As I came home from my ordinand retreat, I sat in the Chicago O’Hare Airport pondering on this long journey towards ordination and the church I am committing my life to. Jeff Mickles, the chair of the Virginia Conference Broad of Ordained Ministry, reminded the 32 of us who will be ordained that ordination is the next step in our call. We are moving from disciples to apostles, from people who are learning to those who are sent out. We move from being the students to becoming the teachers. Ordained persons in the United Methodist Church live into a different call from local pastors and even provisional members.
As I sat in the airport I pondered on my life in the church up to this point and why I so deeply love such a broken and flawed denomination.
I remember sitting in Lew Parks UM Doctrine and Polity class, learning for the first time that ordained elders had a security of appointments. I remember being shocked that after I was ordained I would always be given a church to serve if I wanted to serve. It seemed strange to know that the only job I would ever do, ever qualify to do, was a job I could not lose. I remember feeling uncomfortable with the weight of that knowledge.
I also remembered the clergy women’s consultation I attended two years into my first appointment. I was shocked to come out into the lobby and find doors lined up, with a silent witness from the LGBT community. As I listened to one of the Bishops (I don’t recall who now) preach about people standing outside the doors and knocking, it was the first glimpse I had really had of the pain our church has caused some.
I remember my first time as an Annual Conference delegate. I was a district young adult representative and had never been before. I poured over my Book of Resolutions for weeks trying to understand what all this meant and how I was supposed to figure out how to vote.
This process has been hard. I have at times wondered why I was doing it, if the church really wanted me, if I was meant to be here.

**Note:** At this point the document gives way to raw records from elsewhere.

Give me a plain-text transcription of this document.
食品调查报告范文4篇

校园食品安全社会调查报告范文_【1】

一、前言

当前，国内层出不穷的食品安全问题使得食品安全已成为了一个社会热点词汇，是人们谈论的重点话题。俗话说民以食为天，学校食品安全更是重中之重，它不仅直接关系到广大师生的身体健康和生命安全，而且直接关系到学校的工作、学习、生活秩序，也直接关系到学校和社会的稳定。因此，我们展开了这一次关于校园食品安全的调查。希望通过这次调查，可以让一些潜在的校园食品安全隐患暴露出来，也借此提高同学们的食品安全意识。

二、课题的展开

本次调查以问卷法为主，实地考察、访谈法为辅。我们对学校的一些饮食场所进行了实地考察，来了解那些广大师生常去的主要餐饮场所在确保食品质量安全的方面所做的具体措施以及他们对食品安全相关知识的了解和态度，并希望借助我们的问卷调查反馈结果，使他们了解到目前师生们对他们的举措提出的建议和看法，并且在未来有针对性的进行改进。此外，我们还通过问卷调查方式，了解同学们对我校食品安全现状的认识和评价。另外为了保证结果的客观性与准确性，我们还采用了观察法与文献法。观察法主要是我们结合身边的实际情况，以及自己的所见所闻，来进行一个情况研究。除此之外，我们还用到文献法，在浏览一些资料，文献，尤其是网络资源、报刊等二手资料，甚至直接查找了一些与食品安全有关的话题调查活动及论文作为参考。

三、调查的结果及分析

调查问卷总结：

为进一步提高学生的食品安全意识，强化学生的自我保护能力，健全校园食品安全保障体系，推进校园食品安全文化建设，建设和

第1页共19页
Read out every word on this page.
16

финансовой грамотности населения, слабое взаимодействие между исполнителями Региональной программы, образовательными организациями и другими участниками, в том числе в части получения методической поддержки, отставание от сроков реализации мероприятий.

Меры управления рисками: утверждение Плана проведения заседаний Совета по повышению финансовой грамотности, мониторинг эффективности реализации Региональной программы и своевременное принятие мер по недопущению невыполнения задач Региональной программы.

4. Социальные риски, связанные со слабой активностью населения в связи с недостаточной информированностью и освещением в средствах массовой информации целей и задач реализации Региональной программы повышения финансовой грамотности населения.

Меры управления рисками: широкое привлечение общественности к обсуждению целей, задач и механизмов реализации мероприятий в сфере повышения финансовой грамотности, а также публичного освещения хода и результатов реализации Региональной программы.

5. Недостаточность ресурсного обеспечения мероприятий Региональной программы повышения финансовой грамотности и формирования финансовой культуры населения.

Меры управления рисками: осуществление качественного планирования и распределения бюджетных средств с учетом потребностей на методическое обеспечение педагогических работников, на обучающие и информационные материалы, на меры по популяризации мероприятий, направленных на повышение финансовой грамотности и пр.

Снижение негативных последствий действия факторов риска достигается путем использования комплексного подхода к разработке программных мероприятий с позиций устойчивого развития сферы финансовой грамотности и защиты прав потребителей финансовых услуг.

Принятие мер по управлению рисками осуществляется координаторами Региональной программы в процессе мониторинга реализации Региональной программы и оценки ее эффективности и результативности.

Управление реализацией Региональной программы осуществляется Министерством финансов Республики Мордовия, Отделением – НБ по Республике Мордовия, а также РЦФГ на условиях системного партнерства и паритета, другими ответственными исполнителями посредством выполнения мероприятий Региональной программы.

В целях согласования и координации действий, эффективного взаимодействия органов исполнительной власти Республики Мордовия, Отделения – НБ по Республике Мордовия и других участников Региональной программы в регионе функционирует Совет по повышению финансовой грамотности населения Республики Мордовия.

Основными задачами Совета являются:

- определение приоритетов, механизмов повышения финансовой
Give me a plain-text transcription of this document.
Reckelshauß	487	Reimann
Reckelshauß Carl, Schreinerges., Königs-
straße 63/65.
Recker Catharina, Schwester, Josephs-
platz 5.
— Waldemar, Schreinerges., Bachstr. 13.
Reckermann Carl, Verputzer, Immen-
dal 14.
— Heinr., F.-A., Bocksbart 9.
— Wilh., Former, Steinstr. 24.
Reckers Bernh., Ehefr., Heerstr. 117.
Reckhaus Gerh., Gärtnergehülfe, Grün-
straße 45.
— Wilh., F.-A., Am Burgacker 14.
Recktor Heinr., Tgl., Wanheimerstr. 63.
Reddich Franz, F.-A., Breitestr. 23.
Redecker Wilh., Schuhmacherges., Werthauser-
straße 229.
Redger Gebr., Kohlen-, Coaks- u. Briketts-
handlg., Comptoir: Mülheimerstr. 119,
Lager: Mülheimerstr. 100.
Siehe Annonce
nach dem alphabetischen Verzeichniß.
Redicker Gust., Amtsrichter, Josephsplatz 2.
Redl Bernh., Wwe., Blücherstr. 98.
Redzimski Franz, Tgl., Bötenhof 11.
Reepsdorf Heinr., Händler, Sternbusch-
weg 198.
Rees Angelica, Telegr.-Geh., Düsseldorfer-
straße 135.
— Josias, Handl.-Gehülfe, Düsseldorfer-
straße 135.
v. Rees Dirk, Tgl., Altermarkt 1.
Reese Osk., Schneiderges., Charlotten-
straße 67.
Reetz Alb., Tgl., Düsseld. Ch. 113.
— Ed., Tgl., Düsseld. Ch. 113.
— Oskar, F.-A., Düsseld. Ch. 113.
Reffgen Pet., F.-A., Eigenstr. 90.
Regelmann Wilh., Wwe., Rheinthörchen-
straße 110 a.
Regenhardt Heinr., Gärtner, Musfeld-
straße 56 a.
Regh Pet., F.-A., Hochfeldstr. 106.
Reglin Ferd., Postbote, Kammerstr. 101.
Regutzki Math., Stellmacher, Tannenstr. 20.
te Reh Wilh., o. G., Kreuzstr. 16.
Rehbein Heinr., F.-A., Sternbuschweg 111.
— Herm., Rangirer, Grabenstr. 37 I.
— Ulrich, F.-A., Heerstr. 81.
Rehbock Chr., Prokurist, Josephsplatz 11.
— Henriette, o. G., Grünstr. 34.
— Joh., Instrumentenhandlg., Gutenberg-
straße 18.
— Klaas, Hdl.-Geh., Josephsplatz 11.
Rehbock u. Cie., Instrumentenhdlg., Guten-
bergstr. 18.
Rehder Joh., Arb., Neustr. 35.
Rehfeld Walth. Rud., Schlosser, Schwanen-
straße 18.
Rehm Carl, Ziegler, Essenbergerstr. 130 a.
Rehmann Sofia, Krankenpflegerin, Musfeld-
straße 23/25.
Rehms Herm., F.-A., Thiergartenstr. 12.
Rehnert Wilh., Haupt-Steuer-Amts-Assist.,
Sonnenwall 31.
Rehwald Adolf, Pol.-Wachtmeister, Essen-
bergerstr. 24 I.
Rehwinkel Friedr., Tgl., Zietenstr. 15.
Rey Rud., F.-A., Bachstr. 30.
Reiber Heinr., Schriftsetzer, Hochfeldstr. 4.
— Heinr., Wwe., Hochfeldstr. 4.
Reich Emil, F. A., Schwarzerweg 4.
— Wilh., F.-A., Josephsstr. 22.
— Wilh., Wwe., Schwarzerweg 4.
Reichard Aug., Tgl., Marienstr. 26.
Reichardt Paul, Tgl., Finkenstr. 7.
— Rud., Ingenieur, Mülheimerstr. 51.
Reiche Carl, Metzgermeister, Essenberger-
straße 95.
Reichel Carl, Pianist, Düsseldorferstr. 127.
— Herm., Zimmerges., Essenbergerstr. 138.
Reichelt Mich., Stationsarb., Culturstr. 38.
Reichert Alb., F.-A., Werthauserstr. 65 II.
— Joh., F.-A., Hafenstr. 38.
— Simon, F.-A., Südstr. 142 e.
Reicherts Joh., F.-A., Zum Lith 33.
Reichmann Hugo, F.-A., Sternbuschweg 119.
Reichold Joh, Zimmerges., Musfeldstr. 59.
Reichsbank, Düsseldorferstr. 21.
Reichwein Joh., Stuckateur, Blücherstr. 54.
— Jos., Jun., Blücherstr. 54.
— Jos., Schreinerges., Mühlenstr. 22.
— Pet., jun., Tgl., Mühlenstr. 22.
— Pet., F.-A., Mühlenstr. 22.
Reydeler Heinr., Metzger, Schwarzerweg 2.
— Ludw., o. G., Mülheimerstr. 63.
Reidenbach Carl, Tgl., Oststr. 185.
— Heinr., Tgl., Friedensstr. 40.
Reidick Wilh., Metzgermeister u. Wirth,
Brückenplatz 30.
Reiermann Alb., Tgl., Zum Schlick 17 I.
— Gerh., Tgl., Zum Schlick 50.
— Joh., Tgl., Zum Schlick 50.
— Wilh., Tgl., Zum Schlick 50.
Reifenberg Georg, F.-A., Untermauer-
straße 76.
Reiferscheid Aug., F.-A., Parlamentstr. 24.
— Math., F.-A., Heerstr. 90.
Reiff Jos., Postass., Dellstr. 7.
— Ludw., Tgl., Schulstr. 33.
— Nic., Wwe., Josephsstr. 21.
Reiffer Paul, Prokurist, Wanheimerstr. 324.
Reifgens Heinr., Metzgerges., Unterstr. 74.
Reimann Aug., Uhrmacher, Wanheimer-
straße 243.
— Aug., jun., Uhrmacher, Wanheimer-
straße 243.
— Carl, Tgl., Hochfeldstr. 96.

I faced hard questioning about my abilities and my knowledge. I faced my learning disabilities and what they meant as I serve a church. There were times I raged against the hoops, that I sobbed because of the hurts, that I tried to speak for change. There are also the friends I have made, the hurts that have been healed, the hope I have found because of this process.
I face a church that no longer has security of appointments (although in fairness I have to say the process to be unappointed is one that is both fair and thoughtful to both the church and the pastor…read the legislation). It is a church where there are still those outside the doors. It is a church that still under-equips both pastors and small churches.
It is the church who has helped shaped me to be who I am since I answered my call at the age of 14.
It is the church I will try to faithfully serve.
It is the church in which God will shape me to become whoever He needs me to be.
Together, we will walk, struggling and striving to make disciples of Jesus Christ for the transformation of the world.